Equivalence Relations for Computing Permutation Polynomials

TL;DR

This paper introduces a novel method using equivalence relations and normalization to efficiently compute and classify permutation polynomials over finite fields, enabling extensive enumeration and new bounds on permutation sets.

Contribution

The paper develops a new normalization-based technique for computing permutation polynomials, reducing search space and classifying PPs into equivalence classes for arbitrary finite fields and degrees.

Findings

Computed almost all PPs of degree ≤10 over GF(q) for q ≤ 97

Enumerated representative PPs for various degrees and fields

Derived new lower bounds for maximum permutation sets with given Hamming distance

Abstract

We present a new technique for computing permutation polynomials based on equivalence relations. The equivalence relations are defined by expanded normalization operations and new functions that map permutation polynomials (PPs) to other PPs. Our expanded normalization applies to almost all PPs, including when the characteristic of the finite field divides the degree of the polynomial. The equivalence relations make it possible to reduce the size of the space, when doing an exhaustive search. As a result, we have been able to compute almost all permutation polynomials of degree $d$ at most 10 over $GF(q)$, where $q$ is at most 97. We have also been able to compute nPPs of degrees 11 and 12 in a few cases.

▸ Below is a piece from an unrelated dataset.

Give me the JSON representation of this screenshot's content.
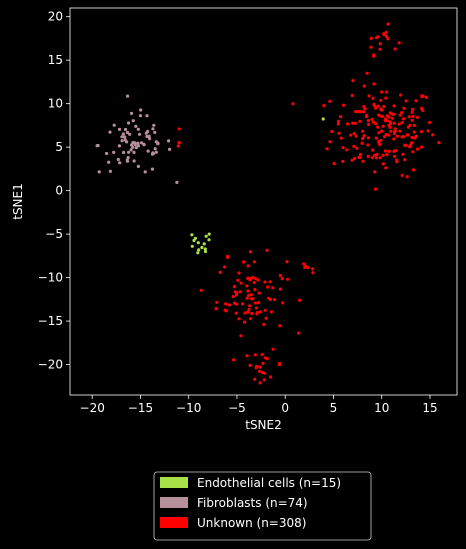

The techniques apply to arbitrary $q$ and $d$. In addition, the equivalence relations allow the set all PPs for a given degree and a given field $GF(q)$ to be succinctly described by their representative nPPs. We give several tables at the end of the paper listing the representative nPPs (\ie the equivalence classes) for several values of $q$ and $d$. We also give several new lower bounds for $M(n,D)$, the maximum number of permutations on $n$ symbols with pairwise Hamming distance $D$, mostly derived from our results on PPs.